Opening Time: Can Tim Lincecum reinvent himself?

Opening Time: Can Tim Lincecum reinvent himself?

Tim Lincecum might be the most consistently-panned player in this space over the last couple of years. We didn't give him an excuse for the gopheritis trend that started in 2012. We didn't trust the K/9 rate, given that the strikeout percentage was moving in the wrong direction. We didn't play the "but he's Tim Lincecum" card, an all-time silly argument. 

Numbers over names, man. 

But Timmy Lincecum in the Giants bullpen? Yeah, I'm intrigued again.

Lincecum's star started to fade in the 2012 season, but you probably remember he was a reliever for most of San Francisco's championship run. Check what he did out of the bullpen that October: 13 IP, 3 H, 1 ER, 2 BB, 17 K.  The appearances came against the Reds, Cardinals and Tigers. (Full disclosure, he was knocked around in one start at St. Louis.) 

It's very common to see recycled starters turn into dominant relievers. Heck, the Hall of Fame has some. When Dennis Eckersley needed a jump start, he went to the bullpen. Goose Gossage was just a failed starter before the train got rolling. HOF lock Mariano Rivera fits this model, too. (John Wetteland, Eric Gagne, we could run out names all day long. Zach Britton and Wade Davis are two examples from this year.)

Lincecum doesn't have to worry about pacing himself in this new role, or multiple trips through a batting order. He can cut loose, leave it all on the mound. I'm expecting him to thrive in this role, and I've added him in a few leagues where quality innings are important. 

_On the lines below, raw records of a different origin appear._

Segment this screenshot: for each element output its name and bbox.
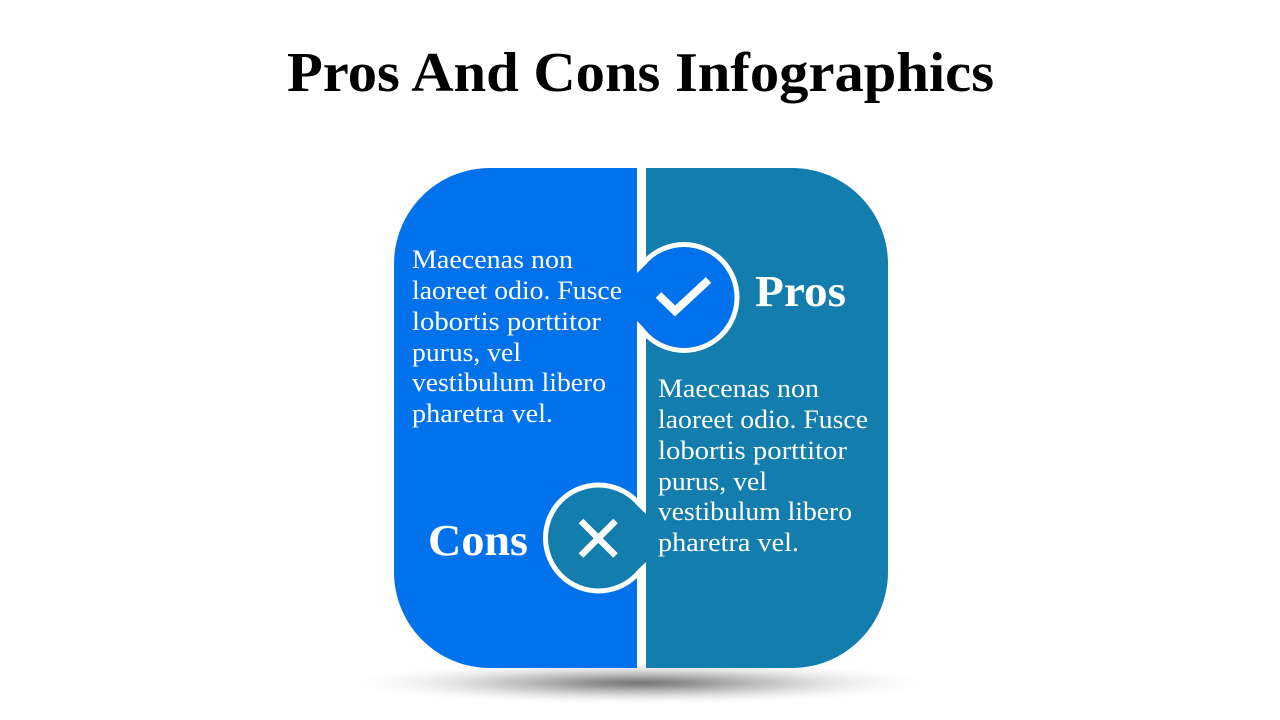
text block: pros description: laoreet odio. Fusce	[658, 404, 868, 434]
text block: cons description: Maecenas non	[412, 244, 573, 274]
text block: cons description: purus, vel	[412, 337, 521, 367]
title: Pros And Cons Infographics	[287, 42, 994, 104]
heading: cons: Cons	[428, 516, 528, 565]
text block: pros description	[658, 373, 868, 557]
text block: pros description: lobortis porttitor	[658, 435, 847, 465]
text block: cons description: lobortis porttitor	[412, 306, 601, 336]
pros badge	[634, 247, 734, 348]
icon: check mark	[658, 280, 708, 311]
text block: cons description	[412, 244, 622, 428]
pros circle white ring	[628, 242, 740, 353]
cons circle white ring	[543, 482, 637, 594]
text block: pros description: vestibulum libero	[658, 496, 852, 526]
heading: pros: Pros	[755, 267, 846, 316]
text block: cons description: pharetra vel.	[412, 398, 553, 428]
text block: pros description: pharetra vel.	[658, 527, 799, 557]
panel: pros (teal)	[628, 168, 888, 668]
text block: cons description: vestibulum libero	[412, 367, 606, 397]
text block: pros description: purus, vel	[658, 466, 767, 496]
panel: cons (blue)	[394, 168, 654, 668]
icon: cross mark	[581, 521, 616, 556]
shadow under the panels	[356, 662, 924, 704]
cons badge	[548, 488, 649, 588]
text block: cons description: laoreet odio. Fusce	[412, 275, 622, 305]
text block: pros description: Maecenas non	[658, 373, 819, 403]
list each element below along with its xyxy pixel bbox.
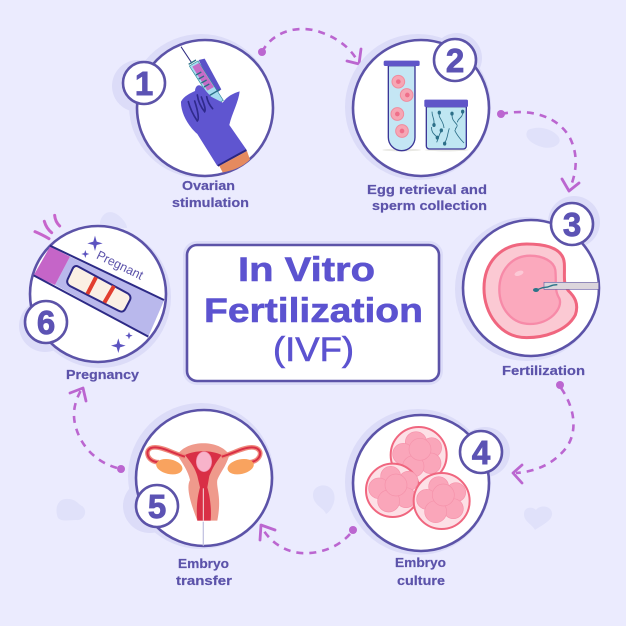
title panel	[183, 241, 443, 385]
illustration: oocyte injection	[484, 244, 599, 338]
label 5: Embryo	[178, 556, 229, 571]
badge 4	[460, 431, 502, 473]
halo 1	[112, 34, 273, 178]
arrow 3 to 4	[513, 381, 573, 483]
title text	[204, 251, 423, 369]
circle 6	[30, 226, 166, 362]
badge 3	[551, 203, 593, 245]
halo 4	[345, 409, 510, 555]
badge 2	[434, 39, 476, 81]
label 1: stimulation	[172, 195, 249, 210]
halo 5	[123, 403, 274, 549]
halo 3	[455, 196, 600, 361]
badge 1	[123, 62, 165, 104]
arrow 4 to 5	[260, 525, 357, 553]
circle 3	[463, 220, 599, 356]
label 4: culture	[397, 573, 445, 588]
illustration: gloved hand with syringe	[181, 47, 250, 172]
circle 5	[136, 410, 272, 546]
numeral 5: 5	[148, 488, 166, 525]
circle 1	[137, 40, 273, 176]
label 2: sperm collection	[372, 198, 487, 213]
label 1: Ovarian	[182, 178, 235, 193]
label 1	[172, 178, 249, 210]
illustration: pregnancy test: Pregnant	[94, 248, 146, 283]
label 4	[395, 555, 446, 588]
step 3: fertilization	[455, 196, 600, 378]
step 6: pregnancy	[19, 215, 171, 382]
illustration: uterus	[147, 443, 260, 546]
step 2: egg retrieval and sperm collection	[345, 33, 491, 213]
arrow 5 to 6	[70, 388, 125, 473]
arrow 1 to 2	[258, 29, 361, 64]
label 3: Fertilization	[502, 363, 585, 378]
badge 5	[136, 485, 178, 527]
label 5: transfer	[176, 573, 232, 588]
label 2	[367, 182, 487, 213]
label 2: Egg retrieval and	[367, 182, 487, 197]
label 5	[176, 556, 232, 588]
numeral 1: 1	[135, 65, 153, 102]
background blobs	[56, 128, 560, 530]
circle 4	[353, 415, 489, 551]
numeral 3: 3	[563, 206, 581, 243]
illustration: pregnancy test	[34, 215, 164, 353]
numeral 4: 4	[472, 434, 491, 471]
badge 6	[25, 301, 67, 343]
circle 2	[353, 40, 489, 176]
numeral 6: 6	[37, 304, 55, 341]
illustration: embryos	[366, 427, 470, 529]
title text: (IVF)	[273, 331, 354, 369]
step 5: embryo transfer	[123, 403, 274, 588]
halo 6	[19, 226, 171, 368]
title text: In Vitro	[238, 251, 375, 289]
halo 2	[345, 33, 491, 180]
label 6: Pregnancy	[66, 367, 140, 382]
numeral 2: 2	[446, 42, 464, 79]
step 4: embryo culture	[345, 409, 510, 588]
arrow 2 to 3	[497, 110, 579, 191]
step 1: ovarian stimulation	[112, 34, 273, 210]
label 4: Embryo	[395, 555, 446, 570]
illustration: test tube and jar	[382, 61, 469, 151]
title text: Fertilization	[204, 292, 423, 330]
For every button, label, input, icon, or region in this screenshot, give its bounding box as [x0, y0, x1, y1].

I recognize this isn't the sort of play that will work in all leagues. In some formats, a non-closing reliever has little or no value. There's no way to make this column one-size-fits-all. I'm just giving you a look at my playbook, and telling you I expect Lincecum to be worthwhile for the rest of the season, at least in some formats. 

Your move, gamer. 

• There isn't a lot to say about the early shutdown of Shin-Soo Choo, or the expected one with Yu Darvish. You drop them (Texas would be foolish to risk Darvish in September), you curse your luck, you move on. In the case of Choo, there were warning signs all year, easy flags to see. You should know the drill - it's important to stay grounded on players who are already hurt and all that. 

Where is the next shutdown coming? I worry it might be with Boston closer Koji Uehara

The lockdown righty has started to look tired over the last five weeks, posting a 4.15 ERA and collecting four blown saves (including one Monday, when he inherited Clay Buchholz's ninth-inning YYZ mess). Uehara has allowed five homers over that span. Uehara still represents a tremendous value over the balance of the season - he was basically unhittable until the middle of July - but keep in mind we're talking about a 39-year-old pitcher here, and someone who's needed extra maintenance here and there. 

I use the word worry because Uehara is on a couple of my key teams, and I don't have a ton of bench space. I'd prefer not to waste roster property on a speculation hedge, especially since there's no guarantee on who Boston might go to. Junichi Tazawa has better numbers, but Edward Mujica has closer experience (if that matters to you) and three saves this year. In one pool where I have Uehara, I grabbed a Mujica share. 

Some of you will make speculation plays now. Some of you will hope to get to the news first, if there is any news, when it happens. Some in smaller groups can wait until definition comes. And I guess some will just whistle in the dark and hope Uehara is fine. There's no standard rule with these types of things. 

I can't guarantee you a fire is coming. I'm just letting you know I see some smoke. 

You're welcome to spin the imminent Jorge Soler promotion any way you like. We've seen plenty of Cuban imports hit the ground running in recent years, though we've also seen several rookie flops in 2014. 

Soler, 22, started this summer in rookie ball, but earned multiple promotions and was slashing .282/.378/.618 at Triple-A Iowa (eight homers in 32 games). You have to assume the Cubs intend to start him upon arrival - he's expected to join the team Wednesday. If I were doing an outfield Shuffle Up right now, I'd have Soler in the $8-10 range. If someone else beats me to the punch, fine.